In his own childhood, “my mom was home,” he says. “My grandfather and grandmother were right across the road. My aunt was home. We just had a wonderful childhood. A lot of that was the contributions of our mothers and grandmothers. In today’s world, mom and grandmom are at work. They have to be. So what happens with the kids? You see the result of that.”

Impossible dreams

Johnston says he retired from UNC so he could devote himself to his work at Global Vaccines. And while he keeps a small sailboat on Albermarle Sound, he rarely finds time to actually sail it.

“My hobby is thinking about going down there,” he says.

But he holds onto the dream.

When he was a teenager, he says, he once visited some friends who lived west of Houston on a ranch with a lake, where tried to learn how to waterski. When he had placed his feet in the skis and adjusted the tow-rope, the pilot of the boat threw the throttle wide open, and nearly jerked the rope out of Johnston’s hands. He initially stood up and skied for about 10 feet, then fell under water but held on for another 30 feet before he let go.

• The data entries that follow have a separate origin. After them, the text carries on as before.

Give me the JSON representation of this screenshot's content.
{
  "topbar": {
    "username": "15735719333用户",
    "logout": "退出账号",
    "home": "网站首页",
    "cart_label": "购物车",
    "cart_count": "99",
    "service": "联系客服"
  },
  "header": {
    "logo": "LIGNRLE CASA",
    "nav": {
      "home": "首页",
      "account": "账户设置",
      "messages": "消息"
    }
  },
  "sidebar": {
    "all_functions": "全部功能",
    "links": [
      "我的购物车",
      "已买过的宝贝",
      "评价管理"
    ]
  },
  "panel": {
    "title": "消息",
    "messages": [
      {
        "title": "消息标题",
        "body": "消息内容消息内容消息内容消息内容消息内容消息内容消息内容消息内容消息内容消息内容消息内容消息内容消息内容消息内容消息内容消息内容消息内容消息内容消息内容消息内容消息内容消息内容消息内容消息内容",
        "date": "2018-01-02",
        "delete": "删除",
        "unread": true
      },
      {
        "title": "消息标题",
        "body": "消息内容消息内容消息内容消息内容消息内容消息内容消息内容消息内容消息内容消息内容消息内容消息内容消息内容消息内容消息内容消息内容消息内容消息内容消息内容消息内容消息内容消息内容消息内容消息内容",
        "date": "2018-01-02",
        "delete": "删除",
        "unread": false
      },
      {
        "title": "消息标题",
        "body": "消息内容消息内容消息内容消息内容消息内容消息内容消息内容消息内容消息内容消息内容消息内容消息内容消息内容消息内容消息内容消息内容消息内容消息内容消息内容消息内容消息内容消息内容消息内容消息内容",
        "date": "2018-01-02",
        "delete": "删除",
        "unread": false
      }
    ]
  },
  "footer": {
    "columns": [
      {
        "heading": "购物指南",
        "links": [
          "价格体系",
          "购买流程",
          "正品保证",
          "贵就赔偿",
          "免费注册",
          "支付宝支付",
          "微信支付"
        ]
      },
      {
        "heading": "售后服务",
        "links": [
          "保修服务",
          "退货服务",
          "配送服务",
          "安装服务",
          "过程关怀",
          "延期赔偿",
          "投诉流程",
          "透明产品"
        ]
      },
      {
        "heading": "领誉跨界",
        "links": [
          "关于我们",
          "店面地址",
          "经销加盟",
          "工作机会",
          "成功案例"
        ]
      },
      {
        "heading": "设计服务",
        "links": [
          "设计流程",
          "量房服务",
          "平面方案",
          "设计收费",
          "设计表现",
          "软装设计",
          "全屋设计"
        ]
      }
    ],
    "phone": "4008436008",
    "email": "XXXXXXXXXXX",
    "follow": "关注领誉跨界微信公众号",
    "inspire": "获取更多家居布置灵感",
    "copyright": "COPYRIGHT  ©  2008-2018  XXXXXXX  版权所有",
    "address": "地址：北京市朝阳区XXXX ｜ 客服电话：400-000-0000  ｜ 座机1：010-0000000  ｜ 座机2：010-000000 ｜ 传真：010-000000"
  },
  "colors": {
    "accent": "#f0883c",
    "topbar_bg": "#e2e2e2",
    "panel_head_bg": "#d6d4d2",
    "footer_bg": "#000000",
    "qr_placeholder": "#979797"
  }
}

“I think sometimes I hold onto things too long, even as an adult,” he says. “I don’t know when to quit. There’s a lot of Don Quixote in me.”

But Johnston says impossible dreams are what keep him going.

His late wife, Jane Johnston, a nurse in the neonatal unit at WakeMed in Raleigh who died of breast cancer, devoted her life to saving the lives of children born prematurely.

“We both had the same goals,” he says. “But she had the reward of seeing positive results right away. What I’m doing is something now that might help people in 15 or 20 years or after I die.”